Someone dropped the ball last week when Canada’s new food guide was unveiled. They forgot about farmers.

The guide, which tells you what to eat to be healthy, was rolled out at two grocery stores, not far from Ottawa. There, Health Minister Tony Clement unveiled the 2007 version of the document, which, for the first time, offers the opportunity to find detailed information on the amount and types of food recommended for your age and gender. You can find it at http://hc-sc.gc.ca/fn-an/food-guide-aliment/index_e.html

The bottom line is that the guide encourages Canadians to focus on vegetables, fruit and whole grains, to include milk, meat and their alternatives, and to limit foods that are high in calories, fat, sugar and salt.

Oh yes, the guide encourages exercise, too, saying food and exercise are inexorably linked.

Dietitians, doctors and researchers have been preaching this gospel for the past 20 years. The food guide makes it official. And that means the messages in it get relayed everywhere, including schools. Increasingly, that’s where nutrition is taught and learned, because there’s so little time to teach it — or anything else — at home, despite its significance.

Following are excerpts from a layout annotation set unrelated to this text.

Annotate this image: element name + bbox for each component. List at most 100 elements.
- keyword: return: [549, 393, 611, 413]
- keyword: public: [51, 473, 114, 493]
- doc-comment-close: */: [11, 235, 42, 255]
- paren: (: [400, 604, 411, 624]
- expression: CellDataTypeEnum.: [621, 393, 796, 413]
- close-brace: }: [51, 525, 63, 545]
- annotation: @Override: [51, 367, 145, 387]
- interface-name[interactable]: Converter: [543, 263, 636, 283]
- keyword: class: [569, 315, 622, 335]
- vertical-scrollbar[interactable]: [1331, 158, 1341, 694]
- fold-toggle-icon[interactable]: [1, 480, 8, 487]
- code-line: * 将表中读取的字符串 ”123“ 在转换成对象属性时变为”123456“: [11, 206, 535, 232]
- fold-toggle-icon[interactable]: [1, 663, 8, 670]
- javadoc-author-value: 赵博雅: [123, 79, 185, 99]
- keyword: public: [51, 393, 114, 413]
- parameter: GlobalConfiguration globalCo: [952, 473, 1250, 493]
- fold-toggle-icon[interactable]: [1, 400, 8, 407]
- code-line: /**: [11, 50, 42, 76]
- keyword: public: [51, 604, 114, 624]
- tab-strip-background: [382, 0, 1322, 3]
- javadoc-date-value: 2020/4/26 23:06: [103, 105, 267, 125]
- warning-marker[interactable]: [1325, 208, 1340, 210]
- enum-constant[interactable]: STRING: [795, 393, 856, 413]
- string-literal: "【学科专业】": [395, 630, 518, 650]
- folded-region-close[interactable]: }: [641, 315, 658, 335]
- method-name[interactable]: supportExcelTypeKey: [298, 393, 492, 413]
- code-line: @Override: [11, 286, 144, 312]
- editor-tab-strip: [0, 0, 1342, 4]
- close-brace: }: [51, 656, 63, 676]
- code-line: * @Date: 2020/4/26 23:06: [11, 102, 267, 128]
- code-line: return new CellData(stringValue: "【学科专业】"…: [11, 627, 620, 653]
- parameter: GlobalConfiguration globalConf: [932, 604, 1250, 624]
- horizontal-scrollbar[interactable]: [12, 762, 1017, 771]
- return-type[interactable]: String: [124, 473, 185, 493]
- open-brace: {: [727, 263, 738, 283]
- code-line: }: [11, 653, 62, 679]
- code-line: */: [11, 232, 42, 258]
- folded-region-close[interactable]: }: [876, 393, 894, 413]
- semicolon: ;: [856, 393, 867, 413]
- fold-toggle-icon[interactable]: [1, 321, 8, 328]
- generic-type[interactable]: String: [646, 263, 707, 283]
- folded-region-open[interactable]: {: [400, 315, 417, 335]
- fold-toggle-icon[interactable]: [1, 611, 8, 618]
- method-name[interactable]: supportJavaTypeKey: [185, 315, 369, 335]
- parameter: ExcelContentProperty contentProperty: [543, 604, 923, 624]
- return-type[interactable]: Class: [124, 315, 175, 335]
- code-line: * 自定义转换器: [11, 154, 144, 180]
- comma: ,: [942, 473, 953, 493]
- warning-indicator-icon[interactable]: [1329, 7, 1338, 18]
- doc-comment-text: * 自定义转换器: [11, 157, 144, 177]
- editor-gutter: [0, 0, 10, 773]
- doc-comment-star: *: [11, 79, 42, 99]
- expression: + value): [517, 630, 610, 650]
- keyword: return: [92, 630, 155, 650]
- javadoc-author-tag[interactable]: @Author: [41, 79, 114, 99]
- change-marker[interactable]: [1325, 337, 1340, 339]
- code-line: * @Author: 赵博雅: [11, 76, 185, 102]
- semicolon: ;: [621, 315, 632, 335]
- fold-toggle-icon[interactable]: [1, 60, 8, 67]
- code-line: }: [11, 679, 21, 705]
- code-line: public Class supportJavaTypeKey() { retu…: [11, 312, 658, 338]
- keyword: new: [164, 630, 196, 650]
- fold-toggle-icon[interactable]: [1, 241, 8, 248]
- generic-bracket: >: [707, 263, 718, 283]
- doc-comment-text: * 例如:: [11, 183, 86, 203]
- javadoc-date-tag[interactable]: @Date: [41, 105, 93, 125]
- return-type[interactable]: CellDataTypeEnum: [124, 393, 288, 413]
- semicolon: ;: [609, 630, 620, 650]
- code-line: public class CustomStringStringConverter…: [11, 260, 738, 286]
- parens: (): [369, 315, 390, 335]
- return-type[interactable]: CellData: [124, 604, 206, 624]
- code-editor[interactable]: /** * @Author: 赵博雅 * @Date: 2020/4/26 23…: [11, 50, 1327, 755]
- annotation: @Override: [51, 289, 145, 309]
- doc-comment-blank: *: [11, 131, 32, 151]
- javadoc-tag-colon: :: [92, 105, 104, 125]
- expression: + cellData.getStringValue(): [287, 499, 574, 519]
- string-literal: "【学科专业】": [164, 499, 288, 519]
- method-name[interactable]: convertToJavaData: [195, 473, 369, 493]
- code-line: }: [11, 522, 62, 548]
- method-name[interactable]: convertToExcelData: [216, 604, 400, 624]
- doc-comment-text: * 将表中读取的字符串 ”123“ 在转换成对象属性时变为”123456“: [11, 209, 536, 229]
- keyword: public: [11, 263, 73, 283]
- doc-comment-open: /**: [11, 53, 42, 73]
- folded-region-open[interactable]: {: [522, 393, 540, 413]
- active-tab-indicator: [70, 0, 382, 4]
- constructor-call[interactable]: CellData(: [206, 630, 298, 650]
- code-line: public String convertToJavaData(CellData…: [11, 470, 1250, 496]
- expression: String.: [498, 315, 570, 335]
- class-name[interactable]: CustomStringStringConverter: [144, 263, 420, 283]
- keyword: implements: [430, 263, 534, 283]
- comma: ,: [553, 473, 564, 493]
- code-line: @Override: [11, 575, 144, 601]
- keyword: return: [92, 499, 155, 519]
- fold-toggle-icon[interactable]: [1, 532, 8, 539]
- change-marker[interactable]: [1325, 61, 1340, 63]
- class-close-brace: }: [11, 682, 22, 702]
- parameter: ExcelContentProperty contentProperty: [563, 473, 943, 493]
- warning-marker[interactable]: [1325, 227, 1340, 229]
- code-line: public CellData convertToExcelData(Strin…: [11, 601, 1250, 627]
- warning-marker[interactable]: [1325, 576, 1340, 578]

Health Canada developed the new guide. It says “widespread consultation” took place, with about 7,000 stakeholders. In a news release trumpeting the new guide, Health Canada lists those consulted as dietitians, scientists, physicians and public health personnel with an interest in health and chronic disease prevention.

Farmers aren’t the list. Nor were they in the news release. And they were invisible at the minister’s announcement. How come?

Given the celebratory nature of the event, it would have made sense to see those who grow food get some credit for it, particularly from the image-conscious federal government. At the very least, including farmers among those who gave canned reactions to the food guide would have added to the announcement’s credibility, and shown that Ottawa understands the connection between agriculture, food and health.

That’s too bad. It was a missed opportunity all around.

But farmers need to share some responsibility here, too. Their leaders knew the announcement was coming. Despite not being named by the feds, they’d certainly been part of the “widespread consultation,” and were aware of the guide’s contents.

That awareness was part of the problem. Some farm groups that produce conventional commodities are livid that alternatives to meat and milk get what they say is a high profile in the new version of the guide. They believe there’s an implication that traditional diets with traditional ingredients are inferior.

So, they’re pooh-poohing the new guide. And as politics go, that likely cost them their moment of glory.

I can see farmers’ point. But the reality is that demographics have changed. For example, different cultures have different tastes. And an older population needs to eat differently than a growing one.

But rather than letting this fester into another us-versus-them situation, how about taking advantage of the situation with a new emphasis on research?

To its credit, the Ontario Federation of Agriculture has been pounding the table for additional research support to help farmers be competitive. Its pre-budget presentation to the provincial government recently did just that. It wasn’t tied to the food guide, but the ripple effect is the same. The farm community needs to get the message to researchers to develop varieties of “new” foods, which can be grown by Canadian farmers and are aligned with food guide suggestions.

Ottawa made the suggestions. So it makes sense that Ottawa step up to the plate with some new research money to support the new food guide. The federation wants the province to do the same, to support the breadth of agricultural research that makes Ontario Canada’s leading food producer.

The good news is that neither farmers nor researchers have to start from scratch. For example, we already have a vibrant and productive fruit and vegetable sector, and an active research community supported in a major way by the federal and provincial governments.

We’ve been leaders in “alternatives” for ages. In soy, for example, we’ve been way out in front of other countries, developing food varieties and early maturing varieties for Ontario conditions.

And there’s all kinds of work underway to fine tune conventional commodities, while maintaining their inherent attributes, and to show one of the reasons we’re living longer as a society is because our food is already very good.

The food guide serves up an opportunity to make Canadian food even better, and to include farmers, the research community and governments in the effort. Now, let’s find a way to introduce consumers into the mix, and the circle will be complete.

Owen Roberts teaches agricultural communications at the University of Guelph.